Трудовая коммуна
Когда мне было лет 16, нас из детского дома перевели в трудовую коммуну имени Дзержинского под Люберцами. Она находилась в бывшем монастыре Николо-Угрешском. Привезли нас и повели в столовую. А там столы дубовые, скамейки, как в монастырской трапезной. Я ходил в столярный цех. Дерево полюбил, хотел мастером стать. Там ребята были хорошие, они завлекли меня в рисовальный кружок.
Он занимал помещение в монастырской башне. Там было тепло от печурки. Вел кружок Хотулев Аникита Петрович – ученик Репина. Он с Репиным не терял связь, вел переписку. До революции держал в Москве частную студию. У него учился Соколов-Скаля. Хотулев жил в Москве, а ездил к нам в Люберцы на работу. Руководители коммуны заботились о том, чтобы мы после работы заняты были чем-нибудь полезным. В нашем кружке занималось 6-7 человек. Писали акварелью постановки, горшки всякие. А летом – на этюды. Природа там отличная: Москва-река, берега. Мужской монастырь. Хотулев требовал от нас точности рисунка, настоящего реализма. Его система была очень полезной – репинская школа! Не знаю, отличался ли я от других, мне казалось, мы ровно шли.
Хотулев привил любовь к акварели, к краскам. А краски были старинные, еще николаевского времени. Очень качественные, в железных коробочках с крышечками. Хотулев был сам очень интересным художником и человеком, с длинной красивой бородой. Талантливый художник, пейзажист, портретист, но не смог себя реализовать. Я у него бывал дома. Он сыграл первую роль в моей судьбе: открыл для меня искусство. Он ориентировал нас на русскую классику, на собрание Третьяковки, на Репина. Репин тогда для него и для нас был бог. По воскресеньям учитель водил нас в Третьяковку, объяснял. Был неразговорчивый, но если скажет – точно.
Потом в коммуне сменился начальник. Это был образованный человек по фамилии Смелянский. Любил искусство. Поощрял занятия в разных кружках коммунаров, бывших беспризорников, которые попали в жизненную переделку. А из нашего кружка сделал студию изобразительного искусства. Дал большое светлое помещение. У него было чутье на таланты. Он видел, что мы увлечены. Ценил это. Помогал всем. Поощрял талантливых: освобождал нас от работы, бесплатно снабжал нас красками, поставил на бесплатное довольствие. Таких условий никто никому не создавал до него.

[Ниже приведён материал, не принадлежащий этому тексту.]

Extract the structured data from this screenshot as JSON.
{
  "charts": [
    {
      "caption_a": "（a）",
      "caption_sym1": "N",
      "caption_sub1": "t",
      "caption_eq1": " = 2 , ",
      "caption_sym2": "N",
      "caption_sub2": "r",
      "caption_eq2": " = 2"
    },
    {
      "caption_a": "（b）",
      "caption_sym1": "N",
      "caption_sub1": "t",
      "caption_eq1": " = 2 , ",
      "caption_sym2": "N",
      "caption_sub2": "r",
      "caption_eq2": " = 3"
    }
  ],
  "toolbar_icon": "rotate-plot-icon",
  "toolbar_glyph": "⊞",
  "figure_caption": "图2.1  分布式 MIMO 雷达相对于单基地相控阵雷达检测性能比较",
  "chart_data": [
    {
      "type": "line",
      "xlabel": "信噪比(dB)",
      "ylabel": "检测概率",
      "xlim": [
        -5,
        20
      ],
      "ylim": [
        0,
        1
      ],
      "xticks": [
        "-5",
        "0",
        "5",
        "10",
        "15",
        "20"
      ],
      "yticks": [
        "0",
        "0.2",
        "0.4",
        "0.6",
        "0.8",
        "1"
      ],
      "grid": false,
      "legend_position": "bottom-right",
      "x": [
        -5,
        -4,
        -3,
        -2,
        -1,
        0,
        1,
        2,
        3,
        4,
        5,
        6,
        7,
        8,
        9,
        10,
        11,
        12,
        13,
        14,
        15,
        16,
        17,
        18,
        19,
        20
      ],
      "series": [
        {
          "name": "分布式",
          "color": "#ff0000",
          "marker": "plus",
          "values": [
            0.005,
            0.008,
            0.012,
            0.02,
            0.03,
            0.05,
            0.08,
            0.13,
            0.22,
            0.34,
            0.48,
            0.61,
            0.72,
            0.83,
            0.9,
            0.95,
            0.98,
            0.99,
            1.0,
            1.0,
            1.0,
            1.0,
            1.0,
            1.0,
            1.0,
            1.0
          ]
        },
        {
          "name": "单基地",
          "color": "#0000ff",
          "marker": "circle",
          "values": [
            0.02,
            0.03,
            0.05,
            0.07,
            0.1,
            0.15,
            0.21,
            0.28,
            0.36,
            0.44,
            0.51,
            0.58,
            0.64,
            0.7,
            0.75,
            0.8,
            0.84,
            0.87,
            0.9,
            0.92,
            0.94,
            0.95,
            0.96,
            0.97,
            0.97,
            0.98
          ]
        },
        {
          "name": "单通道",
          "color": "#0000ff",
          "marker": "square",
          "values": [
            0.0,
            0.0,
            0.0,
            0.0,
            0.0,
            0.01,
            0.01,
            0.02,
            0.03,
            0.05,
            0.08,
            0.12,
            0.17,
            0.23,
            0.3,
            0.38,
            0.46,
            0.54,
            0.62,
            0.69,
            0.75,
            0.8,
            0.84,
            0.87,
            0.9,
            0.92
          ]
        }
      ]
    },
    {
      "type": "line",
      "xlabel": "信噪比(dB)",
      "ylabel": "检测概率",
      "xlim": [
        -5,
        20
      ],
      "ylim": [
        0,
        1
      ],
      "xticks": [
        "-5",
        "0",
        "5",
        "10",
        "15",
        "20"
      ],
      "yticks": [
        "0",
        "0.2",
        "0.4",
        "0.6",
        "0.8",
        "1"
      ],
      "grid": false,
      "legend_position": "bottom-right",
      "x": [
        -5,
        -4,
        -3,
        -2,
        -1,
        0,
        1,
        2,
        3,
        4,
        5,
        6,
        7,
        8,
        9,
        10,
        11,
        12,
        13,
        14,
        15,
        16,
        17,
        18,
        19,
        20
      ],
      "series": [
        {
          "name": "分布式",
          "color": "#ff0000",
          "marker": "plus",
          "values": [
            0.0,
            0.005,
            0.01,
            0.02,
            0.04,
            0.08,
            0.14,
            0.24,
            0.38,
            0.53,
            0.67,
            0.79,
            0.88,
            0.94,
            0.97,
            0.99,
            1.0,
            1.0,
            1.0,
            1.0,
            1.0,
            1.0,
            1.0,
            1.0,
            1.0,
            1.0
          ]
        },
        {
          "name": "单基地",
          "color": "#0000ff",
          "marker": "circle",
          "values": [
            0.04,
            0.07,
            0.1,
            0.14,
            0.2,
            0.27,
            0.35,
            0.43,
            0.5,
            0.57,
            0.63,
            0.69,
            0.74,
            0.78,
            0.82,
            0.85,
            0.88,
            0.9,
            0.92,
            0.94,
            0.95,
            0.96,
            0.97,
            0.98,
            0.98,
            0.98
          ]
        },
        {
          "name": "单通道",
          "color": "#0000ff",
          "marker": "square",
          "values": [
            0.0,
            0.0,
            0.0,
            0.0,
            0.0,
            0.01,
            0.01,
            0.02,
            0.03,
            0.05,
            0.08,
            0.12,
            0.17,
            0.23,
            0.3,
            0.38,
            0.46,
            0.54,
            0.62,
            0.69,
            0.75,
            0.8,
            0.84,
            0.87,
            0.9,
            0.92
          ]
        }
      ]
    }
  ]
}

Преподавал у нас в то время художник Свирденко. Умный был. С академическим образованием. От него шло французское влияние: Курбе, Коро. Другая технология. И принцип другой – не на рисунке, а на пятне основанный. Он нас воспитывал на собрании Музея нового западного искусства, на искусстве старых мастеров, в том числе Рембрандта. Не все до меня доходило, пока я не попал в Эрмитаж. Смелянский нас, студийцев, возил специально в Ленинград на целую неделю, чтобы мы познакомились с Эрмитажем. Выше примера для нас не было. Для воспитания вкуса – лучше не придумаешь. На первоначальную «репинскую» основу наращивались новые приемы. Расширялся кругозор. Вот раньше я березку писал точь в точь, а потом стал пятном изображать. Но базу, сформированную Хотулевым, я никогда не отрицал.
Потом пригласили руководить студией Бориса Владимировича Иогансона. Свирденко тогда исчез куда-то. Время такое было… Смелянский верил в нас. Он сказал: «Ищите себе знаменитого преподавателя». Ребята боевые у нас были. Посоветовались и решили – Иогансон. Он тогда выставил свою картину «Допрос коммунистов». Нам она понравилась, живопись такая! Ну, кого звать? Иогансона. И мы с приятелем одним, талантливый такой был, рано умер от чахотки, поехали к нему. Звоним. Открывают. Борис Владимирович сидит на диване, делает наброски. За этим мы его и застали. Жена его угощает нас чаем. Мы ему объяснили, зачем пришли. А он говорит: «Занят». Но, в конце концов, согласился заниматься с нами по субботам и воскресеньям. Помню, как мы уходили от него. Вместо того чтобы идти по дорожке к калитке, мы на радостях перемахнули через забор. Он видел это из окна, засмеялся и помахал нам рукой. Думаю, это и решило дело. Начальник коммуны давал машину, чтобы Бориса Владимировича возить к нам из Москвы.